Passons en revue les violations commises dans le cadre de la présente affaire, qui ne fait l’objet d’aucune forme de procédure régulière, d’aucune documentation juridique et d’aucune garantie procédurale, comme l’exigent généralement le droit constitutionnel indien et les procédures pénales établies. Nous ne disposons d’aucune information concernant la reconnaissance officielle des arrestations par aucune autorité compétente, ni aucune indication de contrôle judiciaire ou documentation démontrant que les personnes détenues ont été présentées à une autorité judiciaire dans les délais légaux prescrits par la loi indienne. Il s’agit donc de disparitions forcées avec violation du droit à être informé des motifs de l’arrestation (aucune note d’arrestation ni aucun mandat n’ont été présentés), du droit à pouvoir disposer d’un avocat, du droit des familles d’être informées et du droit à la vie et à la dignité. Les menaces de violence sexuelle sont constitutives de torture sexuelle au regard des lois et conventions contre la torture et autres peines ou traitements cruels, inhumains ou dégradants.
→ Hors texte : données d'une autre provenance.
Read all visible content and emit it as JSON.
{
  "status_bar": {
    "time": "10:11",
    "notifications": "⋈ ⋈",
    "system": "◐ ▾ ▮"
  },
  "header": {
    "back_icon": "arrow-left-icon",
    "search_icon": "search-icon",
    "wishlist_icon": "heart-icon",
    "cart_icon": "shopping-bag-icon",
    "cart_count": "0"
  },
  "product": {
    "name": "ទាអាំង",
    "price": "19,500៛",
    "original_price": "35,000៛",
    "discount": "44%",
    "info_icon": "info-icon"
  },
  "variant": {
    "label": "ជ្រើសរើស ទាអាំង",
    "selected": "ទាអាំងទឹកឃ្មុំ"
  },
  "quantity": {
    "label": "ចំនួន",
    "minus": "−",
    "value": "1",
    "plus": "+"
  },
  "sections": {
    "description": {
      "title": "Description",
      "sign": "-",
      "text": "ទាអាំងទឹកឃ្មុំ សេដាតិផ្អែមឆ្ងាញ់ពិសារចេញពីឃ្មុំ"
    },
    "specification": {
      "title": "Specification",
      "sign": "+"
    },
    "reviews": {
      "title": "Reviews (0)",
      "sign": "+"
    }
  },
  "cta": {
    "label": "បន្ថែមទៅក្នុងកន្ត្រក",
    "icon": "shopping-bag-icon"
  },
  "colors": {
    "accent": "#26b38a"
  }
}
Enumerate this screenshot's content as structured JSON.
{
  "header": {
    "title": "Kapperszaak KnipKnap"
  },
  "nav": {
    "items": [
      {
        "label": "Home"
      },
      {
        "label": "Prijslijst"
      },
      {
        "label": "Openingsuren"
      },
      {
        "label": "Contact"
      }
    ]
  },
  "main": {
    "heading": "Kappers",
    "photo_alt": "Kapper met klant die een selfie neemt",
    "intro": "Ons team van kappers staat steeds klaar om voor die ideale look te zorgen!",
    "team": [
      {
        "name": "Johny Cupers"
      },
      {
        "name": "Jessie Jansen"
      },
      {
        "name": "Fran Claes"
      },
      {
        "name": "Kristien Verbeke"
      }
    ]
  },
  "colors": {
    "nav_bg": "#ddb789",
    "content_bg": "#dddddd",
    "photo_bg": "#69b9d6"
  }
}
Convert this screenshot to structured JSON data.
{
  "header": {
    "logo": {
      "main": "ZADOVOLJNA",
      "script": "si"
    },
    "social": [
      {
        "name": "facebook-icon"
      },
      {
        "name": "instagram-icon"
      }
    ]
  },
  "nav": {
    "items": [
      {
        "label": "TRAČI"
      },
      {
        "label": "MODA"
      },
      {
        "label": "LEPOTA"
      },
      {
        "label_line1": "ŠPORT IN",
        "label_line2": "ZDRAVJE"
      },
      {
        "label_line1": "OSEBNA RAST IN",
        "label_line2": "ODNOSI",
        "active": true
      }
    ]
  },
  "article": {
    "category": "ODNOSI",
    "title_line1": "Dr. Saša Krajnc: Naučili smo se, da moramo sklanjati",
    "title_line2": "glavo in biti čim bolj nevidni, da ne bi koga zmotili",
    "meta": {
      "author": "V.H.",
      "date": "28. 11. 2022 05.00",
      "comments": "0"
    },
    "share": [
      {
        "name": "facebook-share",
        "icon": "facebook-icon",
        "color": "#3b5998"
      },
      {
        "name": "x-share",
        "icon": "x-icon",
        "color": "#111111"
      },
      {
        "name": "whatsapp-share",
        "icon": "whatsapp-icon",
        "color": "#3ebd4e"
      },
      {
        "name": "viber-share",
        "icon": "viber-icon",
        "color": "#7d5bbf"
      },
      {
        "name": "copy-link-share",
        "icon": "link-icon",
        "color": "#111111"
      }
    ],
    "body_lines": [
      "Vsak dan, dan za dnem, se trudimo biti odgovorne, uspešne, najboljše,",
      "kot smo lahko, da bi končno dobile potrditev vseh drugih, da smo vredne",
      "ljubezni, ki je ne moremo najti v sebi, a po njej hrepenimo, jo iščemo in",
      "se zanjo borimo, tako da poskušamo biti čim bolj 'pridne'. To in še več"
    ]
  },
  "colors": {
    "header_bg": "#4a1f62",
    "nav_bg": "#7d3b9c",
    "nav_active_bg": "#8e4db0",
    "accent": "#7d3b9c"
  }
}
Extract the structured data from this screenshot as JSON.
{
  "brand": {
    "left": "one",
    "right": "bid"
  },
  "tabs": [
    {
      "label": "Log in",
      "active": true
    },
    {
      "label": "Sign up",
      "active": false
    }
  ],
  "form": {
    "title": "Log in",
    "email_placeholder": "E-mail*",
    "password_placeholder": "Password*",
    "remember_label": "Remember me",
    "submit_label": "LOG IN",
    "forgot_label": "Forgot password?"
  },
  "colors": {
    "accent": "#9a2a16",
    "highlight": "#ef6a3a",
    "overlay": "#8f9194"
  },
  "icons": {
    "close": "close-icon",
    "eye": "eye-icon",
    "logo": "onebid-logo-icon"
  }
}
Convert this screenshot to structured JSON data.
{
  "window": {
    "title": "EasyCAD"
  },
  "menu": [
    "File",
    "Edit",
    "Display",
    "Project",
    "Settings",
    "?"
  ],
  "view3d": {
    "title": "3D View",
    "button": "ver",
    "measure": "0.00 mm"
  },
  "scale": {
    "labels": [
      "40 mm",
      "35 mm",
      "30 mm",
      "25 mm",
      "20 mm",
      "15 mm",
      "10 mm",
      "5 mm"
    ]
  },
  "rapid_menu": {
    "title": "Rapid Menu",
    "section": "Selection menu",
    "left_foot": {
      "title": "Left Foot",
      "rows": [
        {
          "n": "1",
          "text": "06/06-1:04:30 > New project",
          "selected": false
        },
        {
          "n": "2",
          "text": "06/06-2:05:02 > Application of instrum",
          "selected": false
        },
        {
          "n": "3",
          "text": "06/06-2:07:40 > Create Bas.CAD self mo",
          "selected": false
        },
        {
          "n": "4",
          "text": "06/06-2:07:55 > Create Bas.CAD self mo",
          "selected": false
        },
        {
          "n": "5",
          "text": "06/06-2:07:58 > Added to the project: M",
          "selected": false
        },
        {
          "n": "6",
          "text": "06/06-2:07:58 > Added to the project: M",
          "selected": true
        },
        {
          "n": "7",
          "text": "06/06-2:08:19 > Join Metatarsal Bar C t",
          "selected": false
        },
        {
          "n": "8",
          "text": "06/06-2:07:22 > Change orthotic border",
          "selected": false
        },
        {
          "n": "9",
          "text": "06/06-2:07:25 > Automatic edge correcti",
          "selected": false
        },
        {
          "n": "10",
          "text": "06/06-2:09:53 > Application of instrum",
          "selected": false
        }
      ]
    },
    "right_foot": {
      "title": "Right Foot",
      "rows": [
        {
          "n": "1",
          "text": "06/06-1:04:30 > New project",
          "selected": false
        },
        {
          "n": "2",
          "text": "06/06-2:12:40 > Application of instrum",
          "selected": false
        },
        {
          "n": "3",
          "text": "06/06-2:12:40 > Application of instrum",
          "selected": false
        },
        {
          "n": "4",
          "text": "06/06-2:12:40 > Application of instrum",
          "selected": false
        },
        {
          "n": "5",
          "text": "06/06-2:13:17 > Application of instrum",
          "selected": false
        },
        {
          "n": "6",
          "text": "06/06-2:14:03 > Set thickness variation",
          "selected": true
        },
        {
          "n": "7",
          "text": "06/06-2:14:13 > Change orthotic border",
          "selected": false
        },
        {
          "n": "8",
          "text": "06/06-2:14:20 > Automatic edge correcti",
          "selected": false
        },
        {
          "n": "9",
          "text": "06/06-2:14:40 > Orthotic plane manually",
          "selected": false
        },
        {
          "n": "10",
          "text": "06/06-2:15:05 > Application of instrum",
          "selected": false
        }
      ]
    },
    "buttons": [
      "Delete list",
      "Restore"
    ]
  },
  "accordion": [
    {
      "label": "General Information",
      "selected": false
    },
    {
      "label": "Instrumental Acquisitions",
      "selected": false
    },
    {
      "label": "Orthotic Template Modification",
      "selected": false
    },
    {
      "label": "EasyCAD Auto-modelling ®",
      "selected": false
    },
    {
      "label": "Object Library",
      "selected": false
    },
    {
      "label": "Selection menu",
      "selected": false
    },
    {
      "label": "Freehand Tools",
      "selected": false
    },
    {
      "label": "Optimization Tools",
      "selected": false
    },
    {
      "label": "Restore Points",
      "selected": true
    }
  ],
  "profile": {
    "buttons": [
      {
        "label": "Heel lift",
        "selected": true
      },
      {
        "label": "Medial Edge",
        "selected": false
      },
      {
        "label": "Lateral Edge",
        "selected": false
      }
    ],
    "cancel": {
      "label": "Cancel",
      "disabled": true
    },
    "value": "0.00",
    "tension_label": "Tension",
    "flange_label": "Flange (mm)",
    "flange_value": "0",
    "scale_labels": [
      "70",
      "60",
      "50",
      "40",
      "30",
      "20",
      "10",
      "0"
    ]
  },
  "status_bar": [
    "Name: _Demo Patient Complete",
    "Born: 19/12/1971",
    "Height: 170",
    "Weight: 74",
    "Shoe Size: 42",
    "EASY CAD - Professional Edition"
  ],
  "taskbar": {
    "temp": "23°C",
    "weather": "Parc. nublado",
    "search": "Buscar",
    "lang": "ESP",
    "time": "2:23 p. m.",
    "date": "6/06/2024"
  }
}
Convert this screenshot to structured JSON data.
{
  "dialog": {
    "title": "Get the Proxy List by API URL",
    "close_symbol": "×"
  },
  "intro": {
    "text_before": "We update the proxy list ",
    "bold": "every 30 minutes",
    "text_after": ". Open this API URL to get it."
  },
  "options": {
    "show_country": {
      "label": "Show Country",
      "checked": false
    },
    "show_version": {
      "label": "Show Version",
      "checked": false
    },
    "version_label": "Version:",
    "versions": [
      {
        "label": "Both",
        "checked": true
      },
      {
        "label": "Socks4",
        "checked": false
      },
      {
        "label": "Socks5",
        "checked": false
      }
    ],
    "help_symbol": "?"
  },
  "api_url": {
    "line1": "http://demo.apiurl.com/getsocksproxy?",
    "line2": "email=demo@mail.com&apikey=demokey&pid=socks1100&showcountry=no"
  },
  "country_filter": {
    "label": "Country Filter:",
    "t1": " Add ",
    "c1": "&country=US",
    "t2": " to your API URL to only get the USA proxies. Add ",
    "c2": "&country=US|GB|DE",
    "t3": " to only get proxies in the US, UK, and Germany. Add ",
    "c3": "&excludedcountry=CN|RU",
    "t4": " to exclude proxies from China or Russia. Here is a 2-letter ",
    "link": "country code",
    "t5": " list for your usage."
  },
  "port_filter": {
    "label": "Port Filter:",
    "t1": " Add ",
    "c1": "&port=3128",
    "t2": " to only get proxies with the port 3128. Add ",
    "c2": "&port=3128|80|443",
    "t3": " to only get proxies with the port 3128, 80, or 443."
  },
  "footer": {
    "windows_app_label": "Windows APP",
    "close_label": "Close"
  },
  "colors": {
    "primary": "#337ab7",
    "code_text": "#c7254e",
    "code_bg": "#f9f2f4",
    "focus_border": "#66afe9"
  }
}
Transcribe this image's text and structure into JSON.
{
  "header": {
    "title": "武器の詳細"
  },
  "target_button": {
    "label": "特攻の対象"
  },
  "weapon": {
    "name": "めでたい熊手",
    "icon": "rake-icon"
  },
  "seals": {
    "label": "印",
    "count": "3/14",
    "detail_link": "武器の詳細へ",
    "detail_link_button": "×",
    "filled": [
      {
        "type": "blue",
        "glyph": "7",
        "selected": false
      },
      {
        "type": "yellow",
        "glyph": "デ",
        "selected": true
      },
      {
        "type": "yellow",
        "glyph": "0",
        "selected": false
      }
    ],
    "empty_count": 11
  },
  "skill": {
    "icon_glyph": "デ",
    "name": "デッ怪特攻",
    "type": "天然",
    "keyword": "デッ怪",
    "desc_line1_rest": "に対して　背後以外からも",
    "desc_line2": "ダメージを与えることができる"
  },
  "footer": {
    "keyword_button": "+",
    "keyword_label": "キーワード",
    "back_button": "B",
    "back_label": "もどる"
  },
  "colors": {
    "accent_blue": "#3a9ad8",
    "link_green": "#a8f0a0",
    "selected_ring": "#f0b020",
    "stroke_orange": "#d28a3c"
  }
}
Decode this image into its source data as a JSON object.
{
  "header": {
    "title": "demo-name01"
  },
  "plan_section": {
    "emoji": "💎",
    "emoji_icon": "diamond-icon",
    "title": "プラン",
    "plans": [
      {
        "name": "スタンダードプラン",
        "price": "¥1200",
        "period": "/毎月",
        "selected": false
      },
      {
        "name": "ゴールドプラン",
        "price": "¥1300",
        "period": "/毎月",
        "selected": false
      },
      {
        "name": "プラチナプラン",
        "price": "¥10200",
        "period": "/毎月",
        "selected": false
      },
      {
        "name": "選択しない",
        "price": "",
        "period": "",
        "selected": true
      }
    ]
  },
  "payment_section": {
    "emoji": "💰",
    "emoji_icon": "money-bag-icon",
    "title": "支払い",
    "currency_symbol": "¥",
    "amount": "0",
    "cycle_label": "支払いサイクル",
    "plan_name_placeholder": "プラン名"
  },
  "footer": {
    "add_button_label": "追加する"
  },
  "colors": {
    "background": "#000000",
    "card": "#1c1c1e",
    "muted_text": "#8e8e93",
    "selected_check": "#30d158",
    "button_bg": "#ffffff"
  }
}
Toutes ces suspensions de droits constituent une multitude de violations des lois, statuts et conventions nationales et internationales qui protègent nos droits civils et politiques, dont le droit de protester contre les excès de l’État. L’Inde est tenue, en vertu du droit international relatif aux droits de l’homme, et en particulier du Pacte international relatif aux droits civils et politiques (PIDCP), auquel elle est partie, de défendre les droits de toutes les personnes privées de liberté, y compris la protection contre les arrestations arbitraires et l’accès rapide à un avocat et au contrôle judiciaire (article 9, paragraphes 1 à 4). Les normes internationales, telles que reflétées dans la Convention internationale pour la protection de toutes les personnes contre les disparitions forcées - que l’Inde a signée mais n’a malheureusement pas encore ratifiée - interdisent la détention secrète (article 17(1)) et exigent que tous les détenus soient placés dans
des installations officiellement reconnues, avec des registres régulièrement mis à jour, accessibles et centralisés (article 17(2)-(3)).
Nous, groupes de la diaspora indienne et de la société civile du monde entier, demandons une enquête complète et indépendante sur les circonstances des détentions illégales, de la torture et de l’intimidation par la police à Delhi. Nous condamnons sans équivoque l’inversion complète de l’État de droit par l’État indien, son utilisation abusive des lois relatives à « l’ordre public », ainsi que son recours normalisé et généralisé à la surveillance, aux disparitions forcées et à la violence en détention à l’encontre de ses propres citoyens.
Signataires :
International Solidarity for Academic Freedom in India (InSAF India)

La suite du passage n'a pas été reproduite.